Dünya kurulduğundan bu yana sürekli bir hâkimiyet, sahiplenme mücadelesine sahne olmuştur. Hiç kimse veya hiçbir topluluk bu konuda tam başarı elde edememiştir. Fakat bu hâkimiyet kavgasının bedeli de hep birileri tarafından ödenmiştir.
Fiziki hâkimiyet düşüncesi yerini artık başka kavramlara ve yaklaşımlara terk etmiştir. Topluluklar için yeni temel kavramlar ihdas edilmiş, bu temel kavramlara dayalı yapılanmalar gerçekleştirilmiştir. Sinsice dayatılan bu yeni yapılanma ile birlikte kavramlar, kullanılan teknolojinin ve hedeflerin de değişmesine neden olmuştur. Mahremiyet kavramı bazıları için silinmiş, şeffaflık, açıklık ve beyaz sayfalar gibi ifadeler lügatlerde yerini almıştır.
İçimize Kadar İşleyen Bir Ecnebi Rüzgâr Mıdır Esen?
Her hareket dünyadaki hâkim bu yeni yapılanmadan nasiplenmiş, çağın rüzgârından etkilenmiştir. Şeffaflık kavramı zihinlerde yer ederken bazı tahribatları da beraberinde getirmiştir. Geçmişte kabullendiğimiz temel kavramların yerleri veya içi boşaltılmaya başlamıştır. Tartışılmaz olarak bildiğimiz kavramlar acımasızca, intikam alırcasına ayaklar altına alınmıştır. Şahısların egosu mu dersiniz, beceriksizliği mi dersiniz, her ne ise, bu temel kavramlara yüklenilmiş, bütün kusur kavramlarda aranır olmuştur. Kavramlara saldırmak, yerden yere vurmak, neredeyse demokrasinin, çağdaşlığın ve yeni medeniyetin sembolü haline getirilmiştir. Bu perva bilmez saldırılar, geçmişin muhakeme ve muhasebesinin boyutlarını anlamsız kılmıştır.
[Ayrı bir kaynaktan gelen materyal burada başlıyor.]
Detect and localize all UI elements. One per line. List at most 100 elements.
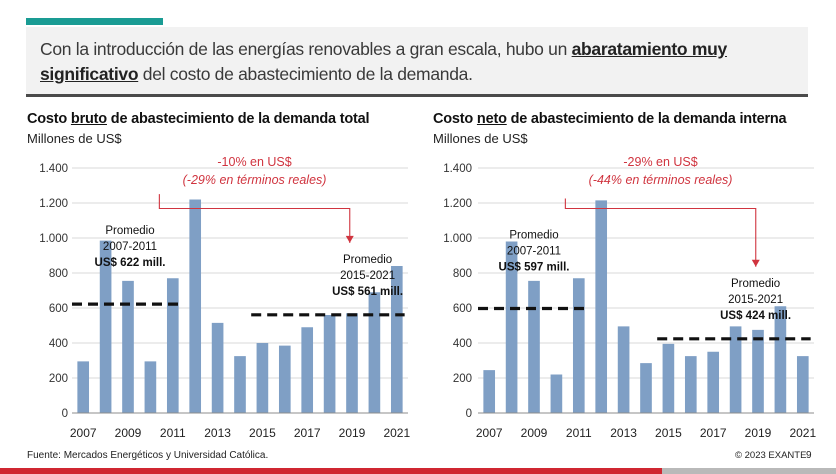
average-label-line: 2015-2021 [728, 294, 783, 306]
average-label-line: US$ 597 mill. [499, 262, 570, 274]
chart-2-title-start: Costo [433, 111, 477, 127]
chart-2-unit: Millones de US$ [433, 131, 528, 146]
average-label-line: US$ 561 mill. [332, 286, 403, 298]
bar-2010 [550, 374, 563, 413]
y-tick-label: 200 [49, 373, 68, 385]
footer-stripe [0, 468, 836, 474]
bar-2013 [211, 322, 224, 413]
y-tick-label: 1.000 [443, 233, 472, 245]
y-tick-label: 800 [49, 268, 68, 280]
bar-2012 [595, 200, 608, 413]
bar-2016 [684, 356, 697, 413]
chart-2-title-underlined: neto [476, 111, 507, 127]
change-annotation-main: -10% en US$ [217, 155, 291, 169]
y-tick-label: 0 [466, 408, 472, 420]
bar-2011 [166, 278, 179, 413]
y-tick-label: 1.400 [443, 163, 472, 175]
y-tick-label: 800 [453, 268, 472, 280]
x-tick-label: 2015 [249, 426, 276, 440]
headline: Con la introducción de las energías reno… [40, 37, 800, 87]
bar-2008 [505, 241, 518, 413]
x-tick-label: 2017 [700, 426, 727, 440]
bar-2018 [323, 315, 336, 413]
average-label-line: 2015-2021 [340, 270, 395, 282]
x-tick-label: 2021 [383, 426, 410, 440]
average-label-line: Promedio [105, 225, 154, 237]
bar-2009 [528, 280, 540, 413]
y-tick-label: 600 [49, 303, 68, 315]
average-label-line: Promedio [509, 230, 558, 242]
bar-2015 [256, 343, 269, 413]
bar-2014 [640, 363, 652, 413]
headline-box: Con la introducción de las energías reno… [26, 27, 808, 97]
x-tick-label: 2013 [204, 426, 231, 440]
change-annotation-real: (-44% en términos reales) [589, 173, 733, 187]
x-tick-label: 2017 [294, 426, 321, 440]
bar-2010 [144, 361, 157, 413]
headline-text-start: Con la introducción de las energías reno… [40, 39, 572, 59]
average-label-line: Promedio [731, 278, 780, 290]
x-tick-label: 2021 [789, 426, 816, 440]
bar-2017 [301, 327, 314, 413]
x-tick-label: 2009 [521, 426, 548, 440]
chart-1-title-start: Costo [27, 111, 71, 127]
chart-2-title: Costo neto de abastecimiento de la deman… [433, 111, 787, 127]
chart-1-title: Costo bruto de abastecimiento de la dema… [27, 111, 370, 127]
y-tick-label: 1.200 [443, 198, 472, 210]
change-bracket [564, 198, 757, 267]
change-annotation-main: -29% en US$ [623, 155, 697, 169]
chart-2-title-end: de abastecimiento de la demanda interna [506, 111, 787, 127]
change-annotation-real: (-29% en términos reales) [183, 173, 327, 187]
x-tick-label: 2015 [655, 426, 682, 440]
y-tick-label: 400 [453, 338, 472, 350]
y-tick-label: 1.200 [39, 198, 68, 210]
chart-1-unit: Millones de US$ [27, 131, 122, 146]
x-tick-label: 2011 [566, 426, 592, 440]
headline-highlight: abaratamiento muy significativo [40, 39, 727, 84]
change-arrowhead [345, 235, 354, 243]
bar-2020 [368, 292, 381, 413]
change-arrowhead [751, 259, 760, 267]
headline-text-end: del costo de abastecimiento de la demand… [138, 64, 473, 84]
source-note: Fuente: Mercados Energéticos y Universid… [27, 450, 269, 461]
y-tick-label: 200 [453, 373, 472, 385]
bar-2008 [99, 240, 112, 413]
bar-2007 [483, 370, 496, 413]
average-label-line: Promedio [343, 254, 392, 266]
bar-2014 [234, 356, 246, 413]
bar-2013 [617, 326, 630, 413]
footer-stripe-grey [662, 468, 836, 474]
bar-2021 [796, 356, 809, 413]
average-label-line: 2007-2011 [507, 246, 561, 258]
chart-1-title-end: de abastecimiento de la demanda total [106, 111, 370, 127]
bar-2015 [662, 343, 675, 413]
bar-2021 [390, 266, 403, 413]
bar-2018 [729, 326, 742, 413]
average-label-line: 2007-2011 [103, 241, 157, 253]
x-tick-label: 2009 [115, 426, 142, 440]
x-tick-label: 2007 [476, 426, 503, 440]
x-tick-label: 2011 [160, 426, 186, 440]
average-label-line: US$ 424 mill. [720, 310, 791, 322]
chart-1-title-underlined: bruto [70, 111, 107, 127]
bar-2012 [189, 199, 202, 413]
change-bracket [158, 194, 351, 243]
bar-2019 [752, 329, 764, 413]
y-tick-label: 400 [49, 338, 68, 350]
bar-2017 [707, 351, 720, 413]
y-tick-label: 0 [62, 408, 68, 420]
y-tick-label: 1.000 [39, 233, 68, 245]
bar-2016 [278, 345, 291, 413]
bar-2009 [122, 280, 134, 413]
x-tick-label: 2019 [745, 426, 772, 440]
bar-2019 [346, 313, 358, 413]
bar-2007 [77, 361, 90, 413]
bar-2020 [774, 306, 787, 413]
x-tick-label: 2013 [610, 426, 637, 440]
y-tick-label: 600 [453, 303, 472, 315]
copyright: © 2023 EXANTE [735, 450, 807, 461]
average-label-line: US$ 622 mill. [95, 257, 166, 269]
y-tick-label: 1.400 [39, 163, 68, 175]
Millî fikir hareketlerinin merkez aldığı kavramların akıl almaz tahribatı sürerken, şer odaklarının geçmişte benimsenen kavramlara tavizsiz biçimde sahip çıktığı da ne hikmetse görülmektedir. Onların liderlerine, teşkilatlarına ve hedefleri de dâhil olmak üzere, mensuplarına hiçbir olumsuz bir yakıştırma yapılmamaktadır. Hem de bütün tarih boyunca meydana gelen olumsuzluklardan daha bariz tahribat yapmalarına ve şüpheye yer bırakmayacak derecede saparak bozgunla kirletmeleri aşikâr olmasına rağmen!
Şuur Felcine Uğramadan…
Bizler ise, geceli-gündüzlü bir ömür içinde bulunduğumuz hareketleri her şeyiyle tenkit etmekle geçiyoruz. “Neyi irdeliyoruz, Nelere hakaret ediyoruz, Hangi değerlerimizi yerden yere vuruyoruz?” farkında bile değiliz! Yerdiğimiz insanların özünde biz varız. Çünkü onlarla biriz, biz bir milletiz. Dün işgalci düşmanlara karşı cansiperane nasıl omuz omuza mücadele vermiş isek, yarın da millî müdafaanın unsuru olarak beraber yine dikileceğiz düşmanın karşısına. (Allah muhafaza şiddetli mücadele ihtimali yarın daha da yüksek görünmektedir.) Vatan toprakları türlü hile ve desise ile ayaklarımızın altından kayar iken meşguliyetimiz tam da oyun kuranların istediği biçimde devam etmektedir. Karartmanın sihirli cazibesine kapılmış durumdayız. Asıl yapılması gerekenden koparak uzaklaşıyoruz. Mücadeleyi sorunla ve sorunun iç-dış tahribatına karşı vermiyoruz. Böylece milleti kendisiyle kavga ettiren tezgâhlara ilaveler yapıyoruz. Şuurumuzu felç olmaya götüren ayrışma, millet kalmamızın önündeki tehlikedir. Bu tehlike gözle değil, akılla görülebilir!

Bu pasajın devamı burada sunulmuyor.